InvestorsHub Logo
icon url

DragonBear

08/11/20 8:24 AM

#130307 RE: livendi #130284

we are there finally-as in nowhere.

once ind is submitted,a new way to fight solid tumors,pc



Best case scenario... It lowers the metastatic tumor load for 2-3 months. Might initially shrink a 2nd line PC patient's tumor by 20%. Due to the lower tumor load the patient feels better for 2-3 months. Then they die.

pc is just about the worst and is the best place to start,a 94% deathrate,my uncle being 1,pc patients need something thats for sure



Sometime in the next 1-2 yrs there will be "something". A treatment that will increase the successful removal of the primary tumor, not by 100%, but by 500% in 1st line patients. Another 2 yrs beyond that there will be immunotherapies used to try to clean up the metastatic disease after surgery. Then one will have a viable treatment for 1st line patients "fur sure". Where most will never become 2nd line patients.

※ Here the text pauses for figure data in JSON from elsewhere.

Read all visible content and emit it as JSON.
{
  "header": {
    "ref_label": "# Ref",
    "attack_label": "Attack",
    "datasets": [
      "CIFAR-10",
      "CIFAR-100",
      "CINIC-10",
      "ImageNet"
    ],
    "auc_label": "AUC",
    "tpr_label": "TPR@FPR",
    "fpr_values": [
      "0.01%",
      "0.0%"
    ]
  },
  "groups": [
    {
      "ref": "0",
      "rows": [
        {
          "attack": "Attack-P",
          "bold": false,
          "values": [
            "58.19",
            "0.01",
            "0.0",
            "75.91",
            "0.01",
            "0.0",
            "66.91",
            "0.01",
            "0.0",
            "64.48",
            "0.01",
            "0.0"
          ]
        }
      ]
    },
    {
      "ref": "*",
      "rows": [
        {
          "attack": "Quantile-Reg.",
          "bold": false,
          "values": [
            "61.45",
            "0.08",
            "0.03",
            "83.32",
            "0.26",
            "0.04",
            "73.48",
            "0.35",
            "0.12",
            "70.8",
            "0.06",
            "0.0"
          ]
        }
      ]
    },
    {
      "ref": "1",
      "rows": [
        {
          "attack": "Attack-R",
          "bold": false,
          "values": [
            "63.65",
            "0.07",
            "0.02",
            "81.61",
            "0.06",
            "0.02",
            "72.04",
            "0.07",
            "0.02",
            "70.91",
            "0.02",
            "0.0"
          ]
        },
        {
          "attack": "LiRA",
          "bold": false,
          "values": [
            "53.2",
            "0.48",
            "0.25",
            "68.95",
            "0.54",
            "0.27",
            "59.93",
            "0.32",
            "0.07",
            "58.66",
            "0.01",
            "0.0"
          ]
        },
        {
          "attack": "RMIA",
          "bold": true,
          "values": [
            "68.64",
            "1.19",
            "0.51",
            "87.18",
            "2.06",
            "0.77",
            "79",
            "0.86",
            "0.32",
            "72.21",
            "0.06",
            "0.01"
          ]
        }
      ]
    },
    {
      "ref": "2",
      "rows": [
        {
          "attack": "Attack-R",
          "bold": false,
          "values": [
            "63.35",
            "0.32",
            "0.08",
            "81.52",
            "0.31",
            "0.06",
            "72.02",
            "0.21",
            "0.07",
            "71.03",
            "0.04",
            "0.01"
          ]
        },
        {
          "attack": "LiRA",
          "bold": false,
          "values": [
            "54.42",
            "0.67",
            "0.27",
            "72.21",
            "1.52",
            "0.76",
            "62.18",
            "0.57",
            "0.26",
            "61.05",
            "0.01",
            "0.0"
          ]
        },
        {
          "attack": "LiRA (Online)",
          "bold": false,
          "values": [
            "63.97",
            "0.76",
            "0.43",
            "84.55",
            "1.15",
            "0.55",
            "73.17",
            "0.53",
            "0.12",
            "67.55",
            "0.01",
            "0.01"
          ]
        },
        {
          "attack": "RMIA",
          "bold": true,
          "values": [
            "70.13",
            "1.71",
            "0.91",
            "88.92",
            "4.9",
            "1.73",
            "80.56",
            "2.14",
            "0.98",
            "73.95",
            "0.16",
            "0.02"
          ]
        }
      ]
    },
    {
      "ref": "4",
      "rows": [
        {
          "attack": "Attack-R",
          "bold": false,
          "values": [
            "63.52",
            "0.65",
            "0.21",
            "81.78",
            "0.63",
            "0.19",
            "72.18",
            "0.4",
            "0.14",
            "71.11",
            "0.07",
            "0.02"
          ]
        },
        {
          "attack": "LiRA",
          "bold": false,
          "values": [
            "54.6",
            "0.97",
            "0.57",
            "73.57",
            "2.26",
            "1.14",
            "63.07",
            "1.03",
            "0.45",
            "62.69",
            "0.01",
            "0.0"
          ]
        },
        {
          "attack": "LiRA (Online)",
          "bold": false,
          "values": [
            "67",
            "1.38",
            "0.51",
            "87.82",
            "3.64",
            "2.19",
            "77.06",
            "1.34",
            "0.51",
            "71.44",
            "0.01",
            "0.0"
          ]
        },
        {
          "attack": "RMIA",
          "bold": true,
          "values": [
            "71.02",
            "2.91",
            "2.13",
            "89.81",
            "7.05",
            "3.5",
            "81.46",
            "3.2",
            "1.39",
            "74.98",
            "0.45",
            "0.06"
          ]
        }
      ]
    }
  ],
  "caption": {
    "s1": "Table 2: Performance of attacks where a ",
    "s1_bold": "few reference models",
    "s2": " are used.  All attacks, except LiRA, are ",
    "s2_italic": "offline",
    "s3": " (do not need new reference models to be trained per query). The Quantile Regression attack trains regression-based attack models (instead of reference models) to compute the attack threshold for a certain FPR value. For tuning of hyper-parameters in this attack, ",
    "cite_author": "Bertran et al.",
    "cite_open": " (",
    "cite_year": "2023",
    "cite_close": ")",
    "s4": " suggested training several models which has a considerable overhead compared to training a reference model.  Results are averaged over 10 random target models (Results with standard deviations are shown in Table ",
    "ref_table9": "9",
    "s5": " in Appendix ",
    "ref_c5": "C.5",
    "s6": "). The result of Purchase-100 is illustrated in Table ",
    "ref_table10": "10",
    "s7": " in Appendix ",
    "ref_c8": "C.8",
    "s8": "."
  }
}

and is the best place to start,a 94% deathrate,my uncle being 1



The Kenny Wonder Treatment is the worse place to start, or even end. It will have no effect on that 94%, using a drug which has failed in past 2nd line PC CTs. Neither has there ever been a control arm run showing the presence of CIABs does anything. Oncologists aren't stoopid. They won't be sending to patients to participate in any Phase 1 CT for the Kenny Wonder Treatment. If it ever gets that far, the enrollment numbers will reflect the lack of interest in an unproven chemo treatment from 20 yrs ago.